Ein anderes Beispiel sind z.B. die Duftsprays, die die Lebensmittelindustrie verwendet. In Supermärkten, auf der Straße oder in Vergnügungsparks. Der Umsatz eines Produktes steigert sich um bis zu 30%, wenn 5-10 Meter zuvor ein Duftspray mit dem entsprechenden Duft zum Einsatz kam. Wenn Du zum Beispiel den Duft von frischgebackenen Kuchen riechst und 10 Meter weiter auf der anderen Seite eine Bäckerei kommt, ist die Chance um ein Vielfaches höher, dass Du dort etwas kaufst.

Ein ebenso wichtiger Einflussfaktor ist auch das Zugehörigkeitsgefühl. Die absolut einzig mögliche Turnschuhmarke als Teenager, das Auto in den Zwanzigern, die Handtasche, der bestimmte Urlaubsort, den „alle“ Freunde bereits besucht haben.

In den 50er Jahren suchte die Tabakindustrie in den USA nach einer Möglichkeit, Frauen als neue Kundschaft für sich zu gewinnen. In dieser Zeit gab es hauptsächlich männliche Kunden und Rauchen galt als verpönt unter Frauen. Mehrere Psychologen beobachteten den Markt und entwickelten eine perfide Kampagne, um den Umsatz zu erhöhen.

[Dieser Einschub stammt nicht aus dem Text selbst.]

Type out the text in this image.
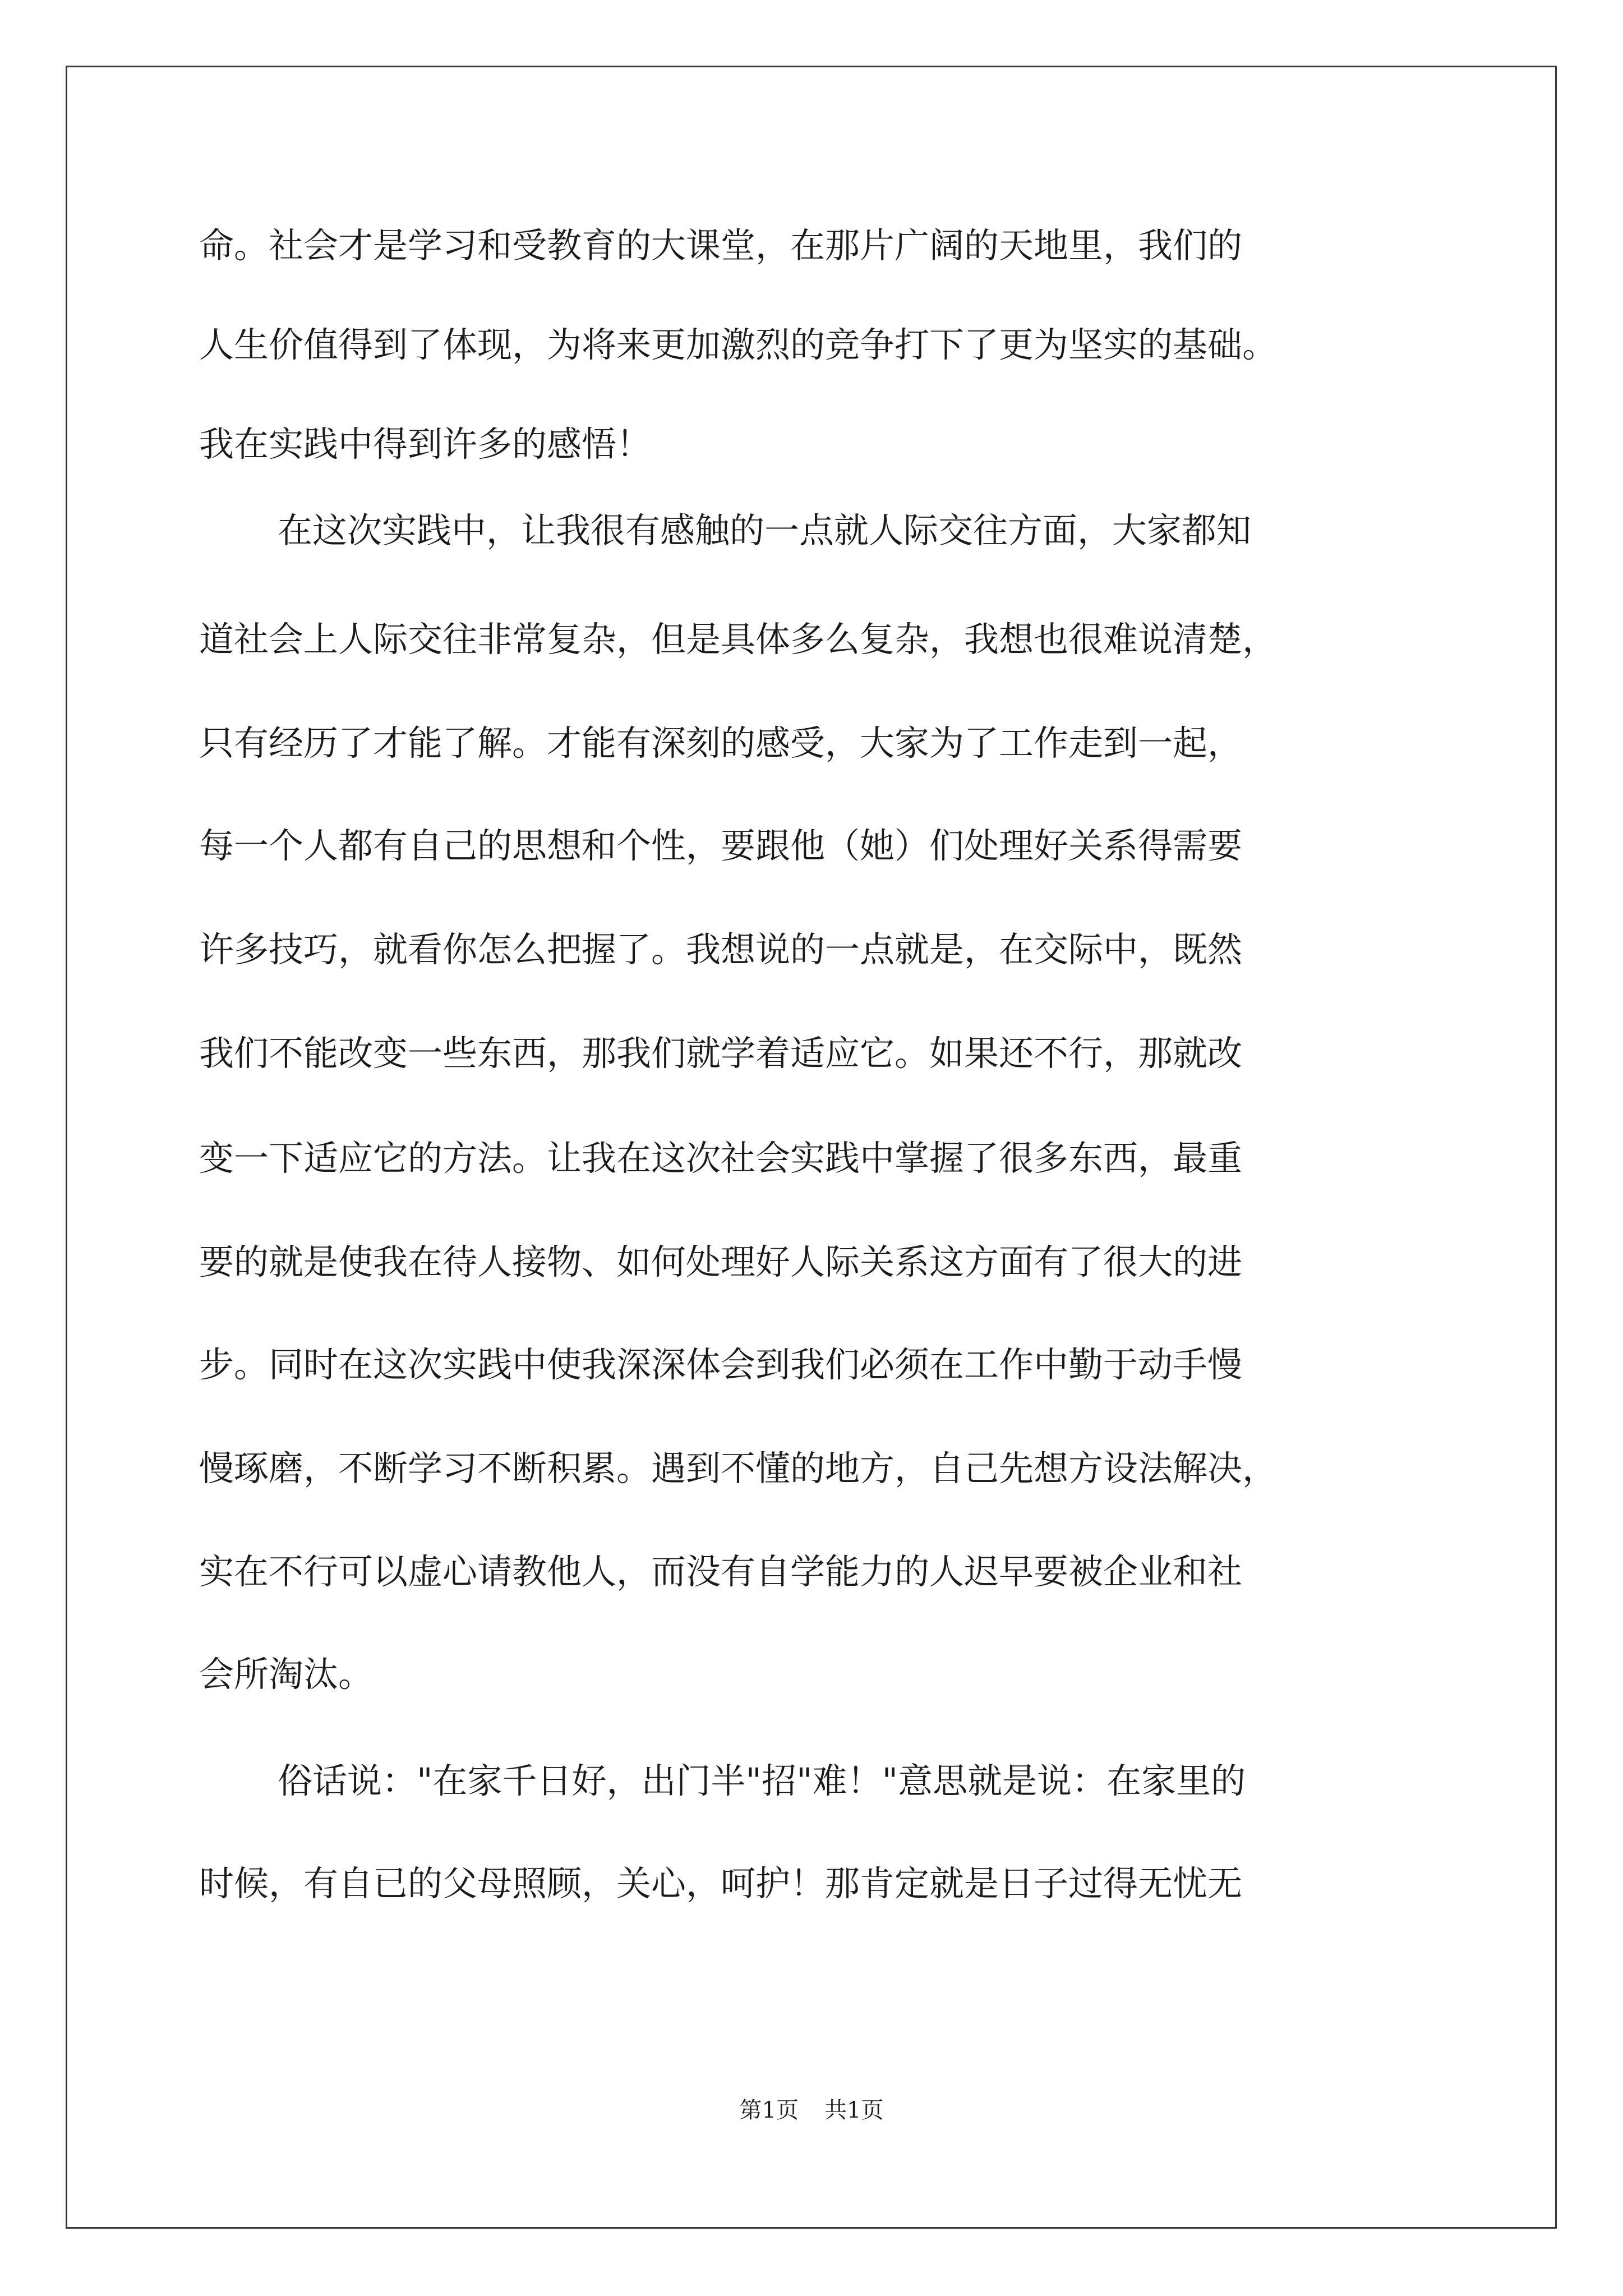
命。社会才是学习和受教育的大课堂，在那片广阔的天地里，我们的

人生价值得到了体现，为将来更加激烈的竞争打下了更为坚实的基础。

我在实践中得到许多的感悟！

在这次实践中，让我很有感触的一点就人际交往方面，大家都知

道社会上人际交往非常复杂，但是具体多么复杂，我想也很难说清楚，

只有经历了才能了解。才能有深刻的感受，大家为了工作走到一起，

每一个人都有自己的思想和个性，要跟他（她）们处理好关系得需要

许多技巧，就看你怎么把握了。我想说的一点就是，在交际中，既然

我们不能改变一些东西，那我们就学着适应它。如果还不行，那就改

变一下适应它的方法。让我在这次社会实践中掌握了很多东西，最重

要的就是使我在待人接物、如何处理好人际关系这方面有了很大的进

步。同时在这次实践中使我深深体会到我们必须在工作中勤于动手慢

慢琢磨，不断学习不断积累。遇到不懂的地方，自己先想方设法解决，

实在不行可以虚心请教他人，而没有自学能力的人迟早要被企业和社

会所淘汰。

俗话说："在家千日好，出门半"招"难！"意思就是说：在家里的

时候，有自已的父母照顾，关心，呵护！那肯定就是日子过得无忧无

第1页 共1页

Damals war das Bedürfnis nach Gleichberechtigung und Selbstbestimmung oder Freiheit unter der weiblichen Bevölkerung besonders groß. Sie schickten Schauspielerinnen landesweit auf alle Thanksgiving Paraden und befestigten Zigaretten an deren Oberschenkeln. Während der Parade lüfteten die Schauspielerinnen die Röcke, holten die Zigaretten hervor, steckten sie an und riefen lautstark „Freiheit“. Es entstand ein großer Skandal, der zusätzlich fleißtig über die Presse verbreitet wurde. Der Umsatz von Zigaretten in der weiblichen Bevölkerung stieg drastisch. Und die Tabakindustrie konnte eine ihrer erfolgreichsten Kampagnen überhaupt verbuchen. Einfach nur in dem sie den Zusammenhang zwischen Freiheit, Rebellion und Rauchen herstellten.